Thursday, March 2, 2017

Snapshot - New York Insurance Licensing in 2017

The New York Department of Financial Services (DFS) administers a number of exams to those who would like to work as insurance agents in New York.  According to reports released by DFS and summarized in the charts below, the pass rates on many of the exams have fallen in recent years.


Licensing exams are an important part of consumer protection, but judging from the declining pass rates, something appears to have changed in New York.  

Should stakeholders be concerned?  By digging deeper into the data, the answer appears to be "yes.' 

Screening Diversity? 
National studies show African American and Hispanics combined account for 12% of insurance agents, despite representing over 30% of the population. Other studies show that Hispanic households in particular are under-insured and less likely to know an agent.  The charts below show that agents from the communities that are most under-represented in the insurance industry are least likely to get a license.  

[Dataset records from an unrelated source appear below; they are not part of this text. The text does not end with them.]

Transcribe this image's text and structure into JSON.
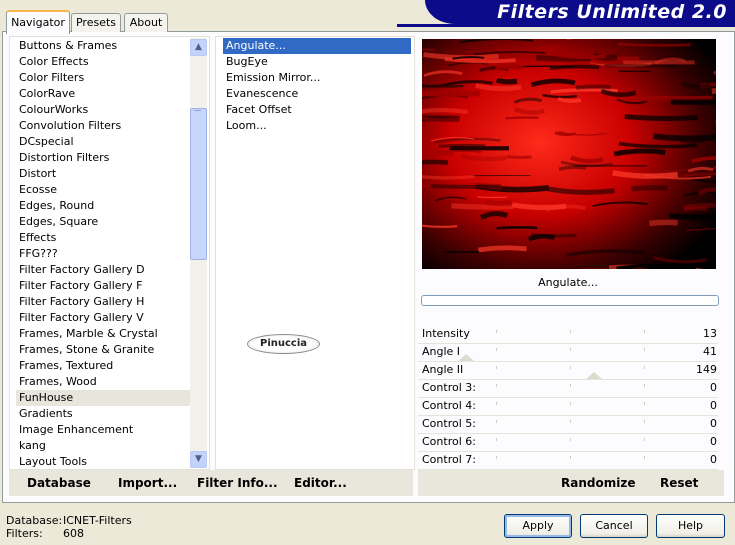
{
  "tabs": [
    {
      "label": "Navigator",
      "active": true
    },
    {
      "label": "Presets",
      "active": false
    },
    {
      "label": "About",
      "active": false
    }
  ],
  "banner": {
    "title": "Filters Unlimited 2.0"
  },
  "categories": {
    "items": [
      "Buttons & Frames",
      "Color Effects",
      "Color Filters",
      "ColorRave",
      "ColourWorks",
      "Convolution Filters",
      "DCspecial",
      "Distortion Filters",
      "Distort",
      "Ecosse",
      "Edges, Round",
      "Edges, Square",
      "Effects",
      "FFG???",
      "Filter Factory Gallery D",
      "Filter Factory Gallery F",
      "Filter Factory Gallery H",
      "Filter Factory Gallery V",
      "Frames, Marble & Crystal",
      "Frames, Stone & Granite",
      "Frames, Textured",
      "Frames, Wood",
      "FunHouse",
      "Gradients",
      "Image Enhancement",
      "kang",
      "Layout Tools"
    ],
    "selected": "FunHouse",
    "scroll_up_icon": "chevron-up-icon",
    "scroll_down_icon": "chevron-down-icon"
  },
  "filters": {
    "items": [
      "Angulate...",
      "BugEye",
      "Emission Mirror...",
      "Evanescence",
      "Facet Offset",
      "Loom..."
    ],
    "selected": "Angulate..."
  },
  "watermark": {
    "text": "Pinuccia"
  },
  "preview": {
    "caption": "Angulate...",
    "progress": 0
  },
  "controls": [
    {
      "label": "Intensity",
      "value": 13
    },
    {
      "label": "Angle I",
      "value": 41
    },
    {
      "label": "Angle II",
      "value": 149
    },
    {
      "label": "Control 3:",
      "value": 0
    },
    {
      "label": "Control 4:",
      "value": 0
    },
    {
      "label": "Control 5:",
      "value": 0
    },
    {
      "label": "Control 6:",
      "value": 0
    },
    {
      "label": "Control 7:",
      "value": 0
    }
  ],
  "toolbar": {
    "database": "Database",
    "import": "Import...",
    "filter_info": "Filter Info...",
    "editor": "Editor...",
    "randomize": "Randomize",
    "reset": "Reset"
  },
  "status": {
    "database_label": "Database:",
    "database_value": "ICNET-Filters",
    "filters_label": "Filters:",
    "filters_value": "608"
  },
  "buttons": {
    "apply": "Apply",
    "cancel": "Cancel",
    "help": "Help"
  },
  "colors": {
    "banner": "#0c0c8a",
    "tab_accent": "#f7b64a",
    "preview_red": "#d10000"
  }
}
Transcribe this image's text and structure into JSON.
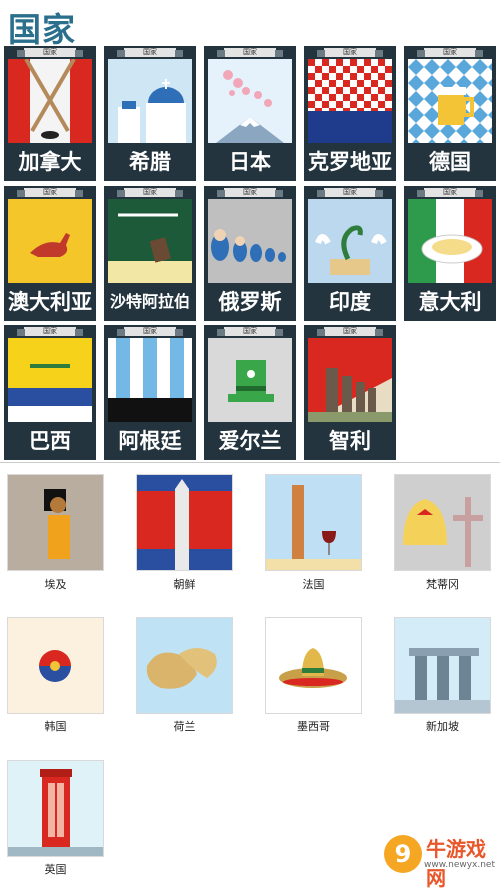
{
  "page": {
    "title": "国家"
  },
  "ribbon_text": "国家",
  "cards": [
    {
      "name": "加拿大"
    },
    {
      "name": "希腊"
    },
    {
      "name": "日本"
    },
    {
      "name": "克罗地亚"
    },
    {
      "name": "德国"
    },
    {
      "name": "澳大利亚"
    },
    {
      "name": "沙特阿拉伯"
    },
    {
      "name": "俄罗斯"
    },
    {
      "name": "印度"
    },
    {
      "name": "意大利"
    },
    {
      "name": "巴西"
    },
    {
      "name": "阿根廷"
    },
    {
      "name": "爱尔兰"
    },
    {
      "name": "智利"
    }
  ],
  "tiles": [
    {
      "name": "埃及"
    },
    {
      "name": "朝鲜"
    },
    {
      "name": "法国"
    },
    {
      "name": "梵蒂冈"
    },
    {
      "name": "韩国"
    },
    {
      "name": "荷兰"
    },
    {
      "name": "墨西哥"
    },
    {
      "name": "新加坡"
    },
    {
      "name": "英国"
    }
  ],
  "watermark": {
    "badge": "9",
    "title": "牛游戏网",
    "url": "www.newyx.net"
  },
  "colors": {
    "card_bg": "#23343f",
    "title": "#2a6f8c",
    "ribbon": "#e3e3e3"
  }
}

Is there a link between the studies and the DFS data? 


Friday, February 3, 2017

Kudos to Iowa

According to the Marshalltown Times-Republican, there is a bill introduced in the Iowa House that would require financial literacy in Hawkeye state high schools.

The specifics:
House File 28 — High School Financial Literacy: This bill requires high schools to teach financial literacy courses to better prepare Iowa’s students following graduation. These types of classes will promote important skills and concepts for adult life like money management, college planning, savings and investments, credit and debt, and insurance coverage. A financial planning course taught to University of Northern Iowa students has been credited with lowering the student debt levels for their students.